In five out of seven cases, a fibrous band was found compressing the lower parts of the proximal brachial plexus. The occurrence of fibrous bands as compressive structures was reported by Thomas and Cushing in 1903 [2] and has since been observed regularly in situ by anatomists and surgeons [3, 9]. The reliable confirmation of the presence of a compressive fibrous band has to our knowledge not been achieved previously. The detection by MRN in our patients was made possible by specially designed surface coils and an optimised protocol devised for imaging of the brachial plexus.

In addition to the described anatomical structures compressing the brachial plexus, the presence of a T2W abnormality within the affected spinal nerves or inferior trunk—but sparing other plexus elements—was observed in all patients. Peripheral nerves are normally isointense to slightly hyperintense to muscle. Hyperintensity on T2W indicates some pathological alteration [13] which is not specific for any certain aetiology but highly sensitive to nerve lesions and very precise for their spatial localisation, provided that artefacts such as the magic angle have been excluded [17]. In the case of entrapment neuropathies, an abnormally high T2W signal within a peripheral nerve should be confined to the site of the lesion [14, 15]. In our patients, the presence of a selective T2 lesion in C8 or the inferior trunk substantiated the presumed entrapment as well as the site of the nerve lesion.

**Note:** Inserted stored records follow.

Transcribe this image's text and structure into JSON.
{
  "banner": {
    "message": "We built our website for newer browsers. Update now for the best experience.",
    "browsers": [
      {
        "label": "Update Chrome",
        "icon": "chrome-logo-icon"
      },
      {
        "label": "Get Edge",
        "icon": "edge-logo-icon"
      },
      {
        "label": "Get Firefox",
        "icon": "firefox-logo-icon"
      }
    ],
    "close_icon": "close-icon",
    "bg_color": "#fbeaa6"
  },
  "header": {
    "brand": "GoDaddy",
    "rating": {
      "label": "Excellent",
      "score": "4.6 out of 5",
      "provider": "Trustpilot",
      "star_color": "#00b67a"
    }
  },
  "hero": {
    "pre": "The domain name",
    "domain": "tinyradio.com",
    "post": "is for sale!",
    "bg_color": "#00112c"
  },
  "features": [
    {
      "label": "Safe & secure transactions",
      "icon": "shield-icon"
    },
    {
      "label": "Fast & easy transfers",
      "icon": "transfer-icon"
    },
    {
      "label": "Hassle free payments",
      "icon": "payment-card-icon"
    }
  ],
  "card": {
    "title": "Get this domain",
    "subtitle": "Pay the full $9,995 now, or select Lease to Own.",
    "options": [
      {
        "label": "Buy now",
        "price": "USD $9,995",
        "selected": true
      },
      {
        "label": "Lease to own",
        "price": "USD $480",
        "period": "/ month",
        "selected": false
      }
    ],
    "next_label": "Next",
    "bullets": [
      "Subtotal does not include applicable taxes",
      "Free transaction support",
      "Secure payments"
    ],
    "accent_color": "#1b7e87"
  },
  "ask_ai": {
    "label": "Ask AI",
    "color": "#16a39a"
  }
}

Interestingly, morphological correlates were found not only for classic TOS but also for three cases with symptoms of non-specific TOS. These were due to a fibrous band from an elongated transverse process in two cases and due to a synostosis between first and second thoracic rib in another. These morphological substrates, in conjunction with selective T2 lesions in the compromised plexus structures, left no doubt of a morphologically identifiable underlying pathology, which is occasionally disputed for non-specific TOS, as the name “disputed” TOS suggests [6]. MRN identified a clear surgical target in these patients to decompress the brachial plexus, and surgery resulted in pain relief for them. However, the number of patients with negative findings also suggests that there are cases of non-specific TOS without detectable correlate on MRI.

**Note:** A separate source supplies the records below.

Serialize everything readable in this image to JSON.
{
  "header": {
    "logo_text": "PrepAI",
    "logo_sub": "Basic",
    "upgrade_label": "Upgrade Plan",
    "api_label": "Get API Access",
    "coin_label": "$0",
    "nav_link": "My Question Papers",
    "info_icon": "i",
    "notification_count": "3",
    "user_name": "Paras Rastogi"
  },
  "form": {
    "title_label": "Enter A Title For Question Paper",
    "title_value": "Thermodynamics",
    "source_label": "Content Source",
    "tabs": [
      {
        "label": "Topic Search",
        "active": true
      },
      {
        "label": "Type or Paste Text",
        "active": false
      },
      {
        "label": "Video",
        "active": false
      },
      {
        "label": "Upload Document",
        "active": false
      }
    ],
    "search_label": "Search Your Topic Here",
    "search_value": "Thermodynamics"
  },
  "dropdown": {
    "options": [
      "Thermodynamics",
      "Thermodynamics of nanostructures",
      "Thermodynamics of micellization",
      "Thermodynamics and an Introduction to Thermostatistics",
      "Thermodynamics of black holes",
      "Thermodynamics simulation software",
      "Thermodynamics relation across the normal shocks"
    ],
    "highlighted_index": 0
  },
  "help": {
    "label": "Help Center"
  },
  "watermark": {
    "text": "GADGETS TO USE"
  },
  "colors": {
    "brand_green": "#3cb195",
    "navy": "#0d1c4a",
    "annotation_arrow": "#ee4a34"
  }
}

A number of limitations apply to this study. Definitive surgical exploration for those patients with negative MRN findings was to our knowledge not performed. We, therefore, cannot determine the number of false-negative findings in MRN. This means that while the method had a positive predictive value of 100 % in our patient group, the negative predictive value remains undetermined. We believe the sensitivity of the method to be high for classic TOS, which also has an electrophysiological correlate of structural nerve damage, and lower for the heterogeneous non-specific TOS. While we did find morphological correlates of TOS in three patients with non-specific TOS, these may not be representative for most patients with non-specific TOS, which may be highly diverse in symptoms, their aetiology and adequate treatment. In the interpretation of images, care must be taken not to misinterpret vascular structures as fibrous bands since they can yield similarly hypointense signals. This differentiation is possible by following the course of vascular structures and their eventual entry into larger arteries or veins.

In conclusion, this is the first study of thoracic outlet syndrome in which subtle anatomical anomalies in the course of the brachial plexus, together with T2W abnormalities of the compromised plexus portions, have confirmed the clinical diagnosis. The proposed technique should be of value in the assessment of this diagnostically challenging neurological disease.